VwGH 2002/12/0058

VwGH2002/12/00582.7.2002

Der Verwaltungsgerichtshof hat durch den Vorsitzenden Senatspräsident Dr. Germ und die Hofräte Dr. Zens und Dr. Bayjones als Richter, im Beisein der Schriftführerin Dr. S. Giendl, in der Beschwerdesache der am 29. Mai 1956 geborenen G in Wien, vertreten durch Dr. Werner Zach, Rechtsanwalt in 1010 Wien, Spiegelgasse 19, gegen den Bundesminister für Inneres wegen Verletzung der Entscheidungspflicht i.A. Aufenthaltsbewilligung, den Beschluss gefasst:

Normen

FrG 1997 §22 idF 1998/I/158;
VwGG §27 idF 1998/I/158;
VwGG §34 Abs1;
FrG 1997 §22 idF 1998/I/158;
VwGG §27 idF 1998/I/158;
VwGG §34 Abs1;

 

Spruch:

Die Beschwerde wird zurückgewiesen.

Ein Kostenersatz findet nicht statt.

Begründung

Die Beschwerdeführerin, eine Staatsangehörige Kroatiens, verfügte über einen von der Bundespolizeidirektion Wien am 28. August 1992 ausgestellten Wiedereinreisesichtvermerk mit einer Gültigkeitsdauer bis 14. Juli 1993. In weiterer Folge wurde ihr von der Bundespolizeidirektion Wien ein vom 11. Jänner 1994 bis 19. September 1994 gültiger Wiedereinreisesichtvermerk ausgestellt.

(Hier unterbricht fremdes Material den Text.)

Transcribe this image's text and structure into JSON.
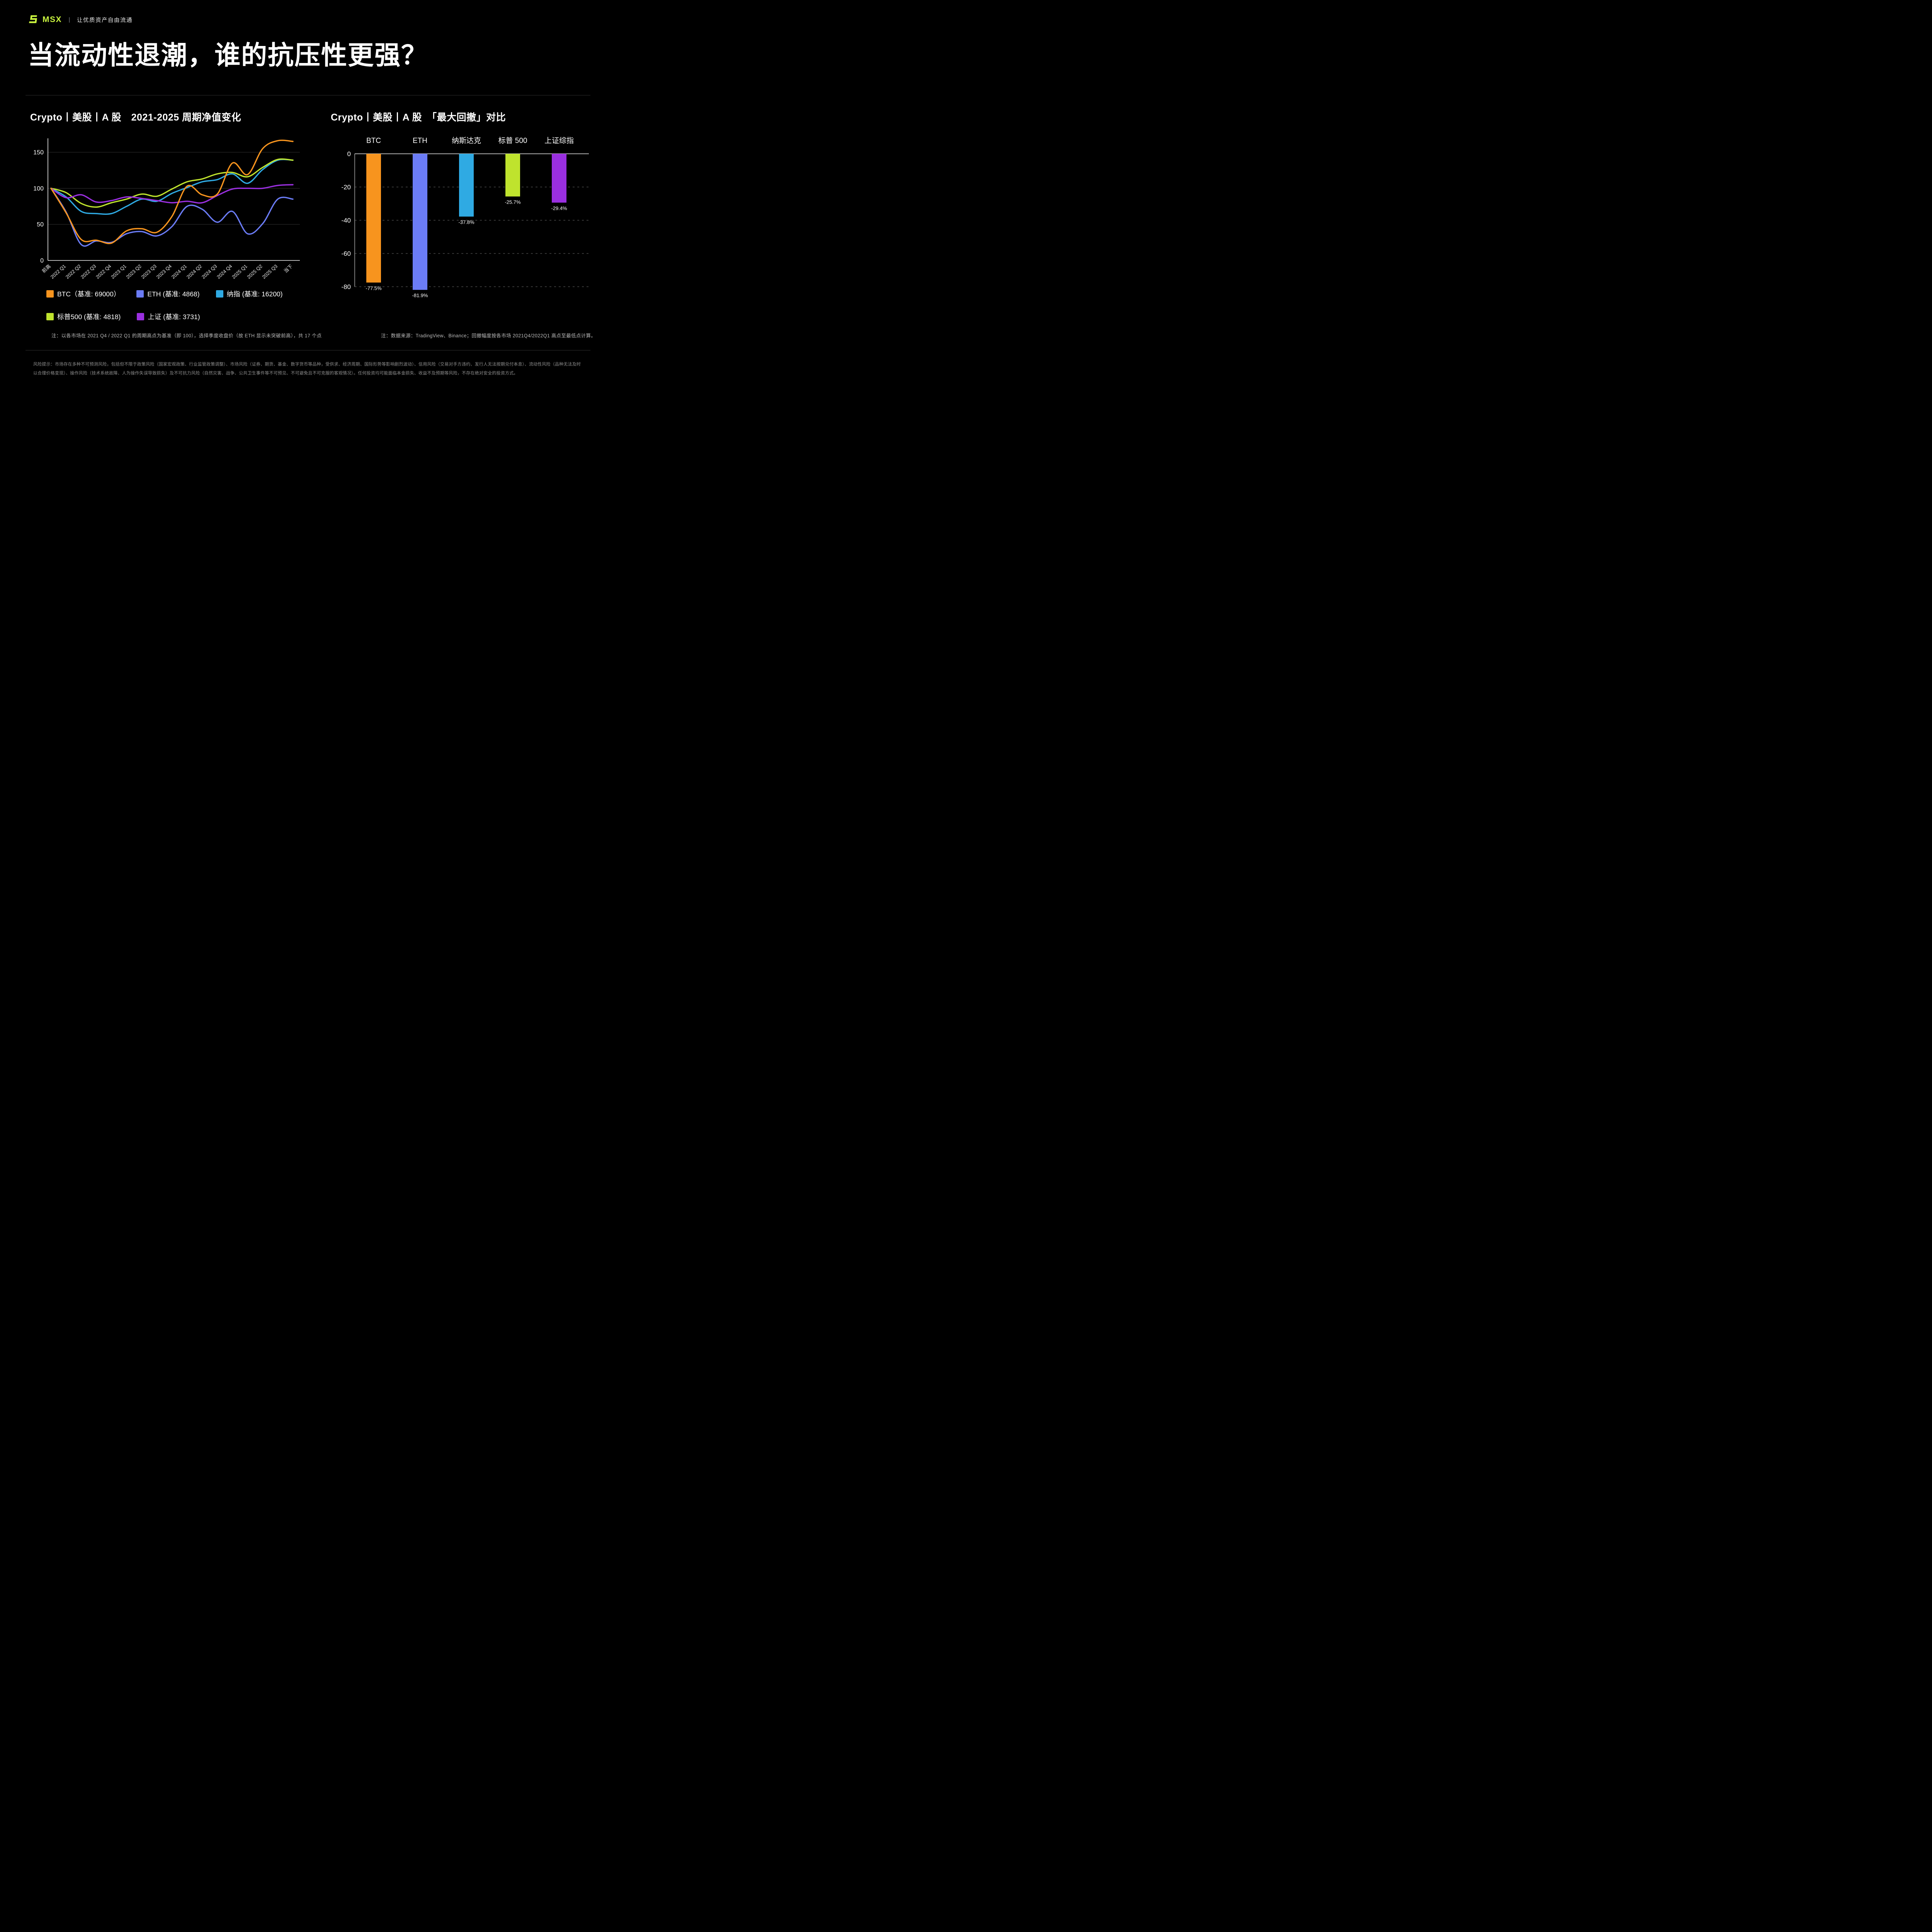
{
  "header": {
    "brand": "MSX",
    "separator": "丨",
    "tagline": "让优质资产自由流通"
  },
  "title": "当流动性退潮，谁的抗压性更强？",
  "accent_color": "#cbf63f",
  "chart_data": [
    {
      "type": "line",
      "title": "Crypto丨美股丨A 股　2021-2025 周期净值变化",
      "note": "注：以各市场在 2021 Q4 / 2022 Q1 的周期高点为基准（即 100），选择季度收盘价（故 ETH 显示未突破前高），共 17 个点",
      "x": [
        "前高",
        "2022 Q1",
        "2022 Q2",
        "2022 Q3",
        "2022 Q4",
        "2023 Q1",
        "2023 Q2",
        "2023 Q3",
        "2023 Q4",
        "2024 Q1",
        "2024 Q2",
        "2024 Q3",
        "2024 Q4",
        "2025 Q1",
        "2025 Q2",
        "2025 Q3",
        "当下"
      ],
      "yticks": [
        0,
        50,
        100,
        150
      ],
      "ylim": [
        0,
        172
      ],
      "grid": true,
      "legend_position": "bottom",
      "series": [
        {
          "name": "BTC（基准: 69000）",
          "color": "#f7941e",
          "values": [
            100,
            66,
            29,
            28,
            24,
            41,
            44,
            39,
            61,
            103,
            91,
            92,
            135,
            119,
            155,
            166,
            165
          ]
        },
        {
          "name": "ETH (基准: 4868)",
          "color": "#6b7cf6",
          "values": [
            100,
            67,
            22,
            27,
            25,
            37,
            40,
            34,
            47,
            75,
            71,
            53,
            68,
            37,
            51,
            85,
            85
          ]
        },
        {
          "name": "纳指 (基准: 16200)",
          "color": "#2faae3",
          "values": [
            100,
            88,
            68,
            65,
            65,
            75,
            85,
            82,
            93,
            101,
            109,
            112,
            120,
            107,
            126,
            139,
            139
          ]
        },
        {
          "name": "标普500 (基准: 4818)",
          "color": "#bfe32d",
          "values": [
            100,
            94,
            79,
            74,
            80,
            85,
            92,
            89,
            99,
            109,
            113,
            120,
            122,
            116,
            129,
            140,
            139
          ]
        },
        {
          "name": "上证 (基准: 3731)",
          "color": "#9a2fe0",
          "values": [
            100,
            87,
            91,
            81,
            83,
            88,
            86,
            83,
            80,
            82,
            80,
            90,
            99,
            100,
            100,
            104,
            105
          ]
        }
      ]
    },
    {
      "type": "bar",
      "title": "Crypto丨美股丨A 股　「最大回撤」对比",
      "note": "注：数据来源：TradingView、Binance；回撤幅度按各市场 2021Q4/2022Q1 高点至最低点计算。",
      "categories": [
        "BTC",
        "ETH",
        "纳斯达克",
        "标普 500",
        "上证综指"
      ],
      "values": [
        -77.5,
        -81.9,
        -37.8,
        -25.7,
        -29.4
      ],
      "value_labels": [
        "-77.5%",
        "-81.9%",
        "-37.8%",
        "-25.7%",
        "-29.4%"
      ],
      "colors": [
        "#f7941e",
        "#6b7cf6",
        "#2faae3",
        "#bfe32d",
        "#9a2fe0"
      ],
      "yticks": [
        0,
        -20,
        -40,
        -60,
        -80
      ],
      "ylim": [
        -88,
        0
      ],
      "grid": "dashed horizontal"
    }
  ],
  "footer": {
    "risk_text": "风险提示：市场存在多种不可预测风险，包括但不限于政策风险（国家宏观政策、行业监管政策调整）、市场风险（证券、期货、基金、数字货币等品种，受供求、经济周期、国际形势等影响剧烈波动）、信用风险（交易对手方违约、发行人无法按期兑付本息）、流动性风险（品种无法及时以合理价格变现）、操作风险（技术系统故障、人为操作失误导致损失）及不可抗力风险（自然灾害、战争、公共卫生事件等不可预见、不可避免且不可克服的客观情况）。任何投资均可能面临本金损失、收益不及预期等风险，不存在绝对安全的投资方式。"
  }
}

Sie beantragte am 25. August 1994 beim Landeshauptmann von Wien die Erteilung einer Bewilligung nach dem Aufenthaltsgesetz, wobei sie als Aufenthaltszweck die Ausübung einer unselbstständigen Tätigkeit sowie Familienzusammenführung bzw. Familiengemeinschaft mit ihrem Ehegatten angab. Dieser Antrag wurde mit dem in Rechtskraft erwachsenen Bescheid des Landeshauptmannes von Wien vom 25. Oktober 1994 gemäß § 6 Abs. 2 AufG abgewiesen.

Am 22. Dezember 1994 (Einlangen bei der erstinstanzlichen Behörde) beantragte die Beschwerdeführerin neuerlich die Erteilung einer Aufenthaltsbewilligung, wobei als Aufenthaltszweck ausschließlich die Ausübung einer unselbstständigen Tätigkeit angegeben wurde.

Der Landeshauptmann von Wien wies diesen Antrag mit Bescheid vom 8. Jänner 1995 gemäß § 4 Abs. 1 AufG ab. Die Beschwerdeführerin erhob Berufung.

Der Bundesminister für Inneres wies diese Berufung mit Bescheid vom 8. September 1995 gemäß § 5 Abs. 1 und 2 AufG ab.

Der Verwaltungsgerichtshof hob mit Erkenntnis vom 28. Februar 1997, Zl. 96/19/2156, den vorgenannten Bescheid wegen Rechtswidrigkeit infolge Verletzung von Verfahrensvorschriften auf. Dieses Erkenntnis wurde den Parteien des verwaltungsgerichtlichen Verfahrens jeweils am 21. April 1997 zugestellt.

Mit ihrer am 25. November 1997 beim Verwaltungsgerichtshof überreichten Säumnisbeschwerde macht die Beschwerdeführerin die Verletzung der Entscheidungspflicht in Ansehung ihres Antrages auf Erteilung einer Aufenthaltsbewilligung vom 22. Dezember 1994 durch die belangte Behörde geltend.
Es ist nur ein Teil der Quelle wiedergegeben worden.